Performance Tuning
Start with a correct local pipeline, then tune the smallest number of variables.
Runner
Local:
vane.configure(runner="native")Ray:
vane.configure(runner="ray")The native runner streams Arrow record batches. The Ray runner initializes Ray when needed and sends a logical plan to a Ray query driver.
Batch size
For map_batches, batch_size controls how many rows are passed to one UDF call.
Small batches:
- lower memory
- worse model throughput
- more scheduling overhead
Large batches:
- better throughput
- higher memory
- slower retries
Tune with representative data.
Actor reuse
Use actor backends for model inference:
- subprocess_actor for local stateful reuse.
- ray_actor for distributed stateful reuse.
Use task backends for light stateless work:
- subprocess_task
- ray_task
CPU and GPU resources
map_batches accepts:
- cpus
- gpus
- concurrency
Ray uses resource requests for placement.

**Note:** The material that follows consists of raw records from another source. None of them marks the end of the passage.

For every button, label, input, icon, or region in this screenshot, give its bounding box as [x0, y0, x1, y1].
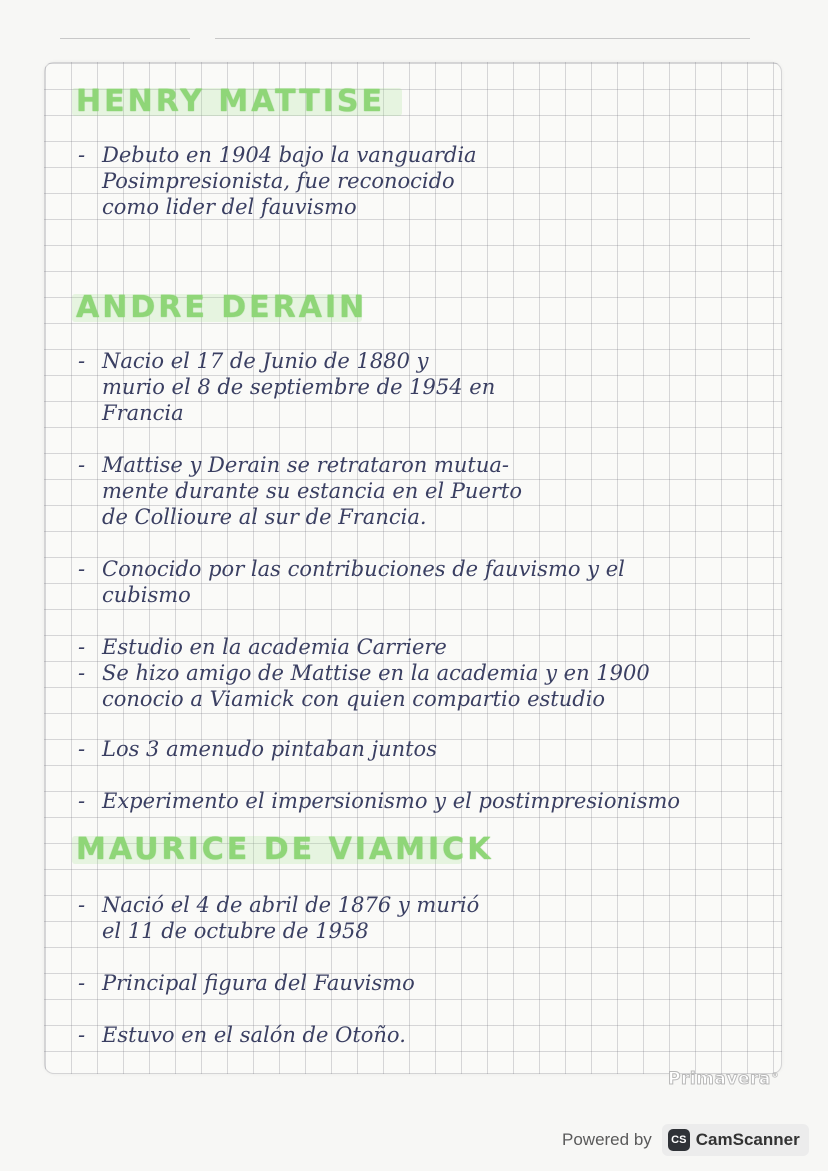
page-top-rule — [215, 38, 750, 39]
note-line: - Estuvo en el salón de Otoño. — [78, 1023, 406, 1047]
note-line: Posimpresionista, fue reconocido — [102, 169, 455, 193]
bullet-dash: - — [78, 635, 86, 659]
note-line: el 11 de octubre de 1958 — [102, 919, 369, 943]
note-line: - Debuto en 1904 bajo la vanguardia — [78, 143, 477, 167]
note-mattise-debut — [78, 142, 768, 220]
camscanner-footer — [562, 1124, 809, 1156]
bullet-dash: - — [78, 349, 86, 373]
bullet-dash: - — [78, 453, 86, 477]
note-line: - Nació el 4 de abril de 1876 y murió — [78, 893, 480, 917]
note-experimented — [78, 788, 768, 814]
bullet-dash: - — [78, 737, 86, 761]
note-line: - Estudio en la academia Carriere — [78, 635, 447, 659]
note-portraits — [78, 452, 768, 530]
bullet-dash: - — [78, 557, 86, 581]
heading-henry-mattise: HENRY MATTISE — [76, 84, 385, 119]
note-painted-together — [78, 736, 768, 762]
primavera-watermark-logo: Primavera® — [668, 1069, 780, 1089]
bullet-dash: - — [78, 1023, 86, 1047]
camscanner-badge[interactable] — [662, 1124, 809, 1156]
camscanner-logo-icon: CS — [668, 1129, 690, 1151]
note-line: mente durante su estancia en el Puerto — [102, 479, 522, 503]
powered-by-label: Powered by — [562, 1130, 652, 1149]
page-top-rule — [60, 38, 190, 39]
note-principal-figure — [78, 970, 768, 996]
note-derain-birth — [78, 348, 768, 426]
bullet-dash: - — [78, 789, 86, 813]
note-friendship — [78, 660, 768, 712]
bullet-dash: - — [78, 971, 86, 995]
bullet-dash: - — [78, 143, 86, 167]
bullet-dash: - — [78, 893, 86, 917]
note-line: - Conocido por las contribuciones de fauvismo y el — [78, 557, 625, 581]
note-line: - Nacio el 17 de Junio de 1880 y — [78, 349, 429, 373]
camscanner-brand: CamScanner — [695, 1130, 800, 1149]
note-contributions — [78, 556, 768, 608]
heading-andre-derain: ANDRE DERAIN — [76, 290, 368, 325]
note-line: - Se hizo amigo de Mattise en la academia y en 1900 — [78, 661, 650, 685]
note-line: de Collioure al sur de Francia. — [102, 505, 427, 529]
bullet-dash: - — [78, 661, 86, 685]
note-line: cubismo — [102, 583, 191, 607]
note-viamick-birth — [78, 892, 768, 944]
note-line: como lider del fauvismo — [102, 195, 357, 219]
note-line: conocio a Viamick con quien compartio estudio — [102, 687, 606, 711]
note-line: Francia — [102, 401, 184, 425]
note-line: - Los 3 amenudo pintaban juntos — [78, 737, 437, 761]
heading-maurice-de-viamick: MAURICE DE VIAMICK — [76, 832, 494, 867]
note-line: murio el 8 de septiembre de 1954 en — [102, 375, 496, 399]
note-line: - Principal figura del Fauvismo — [78, 971, 415, 995]
note-line: - Mattise y Derain se retrataron mutua- — [78, 453, 509, 477]
note-autumn-salon — [78, 1022, 768, 1048]
note-academia — [78, 634, 768, 660]
note-line: - Experimento el impersionismo y el postimpresionismo — [78, 789, 681, 813]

Make sure the Ray cluster advertises matching resources before increasing concurrency.
Ray scan task grouping
Public config:
vane.configure(ray_scan_task_size_grouping=True)Environment variable:
export VANE_RAY_SCAN_TASK_SIZE_GROUPING=trueThe registry describes this as size-based scan task grouping, useful for merging small files into larger scan tasks.
Related public config:
- ray_max_task_backlog
- ray_scan_task_open_cost_bytes
- ray_scan_task_min_partition_num
- ray_init_sql
Backpressure
VANE_RAY_MAX_TASK_BACKLOG limits pending Ray tasks when set to a positive value. 0 means unlimited in the public registry.
Use it when the driver can submit faster than workers can consume.
Native runner batch size
VANE_NATIVE_RUNNER_BATCH_SIZE overrides the native runner batch size when you need an explicit value for measurement or memory control.
export VANE_NATIVE_RUNNER_BATCH_SIZE=4096Avoid common bottlenecks
- Project only columns needed by the UDF.
- Filter before model calls.
- Keep image/audio/video decoding separate from model inference when tuning.
- Write to a filesystem all workers can access.
- Avoid one row per UDF call for model workloads.
- Use structured output schemas instead of Python object columns.
Measure
Keep a simple run record:
- input rows
- input bytes
- batch size
- backend
- concurrency
- GPUs per actor
- elapsed time
- output rows
- failure count
Benchmark workloads can be useful references for environment-driven performance experiments, but benchmark-specific file locations, storage endpoints, and model defaults are not general deployment defaults.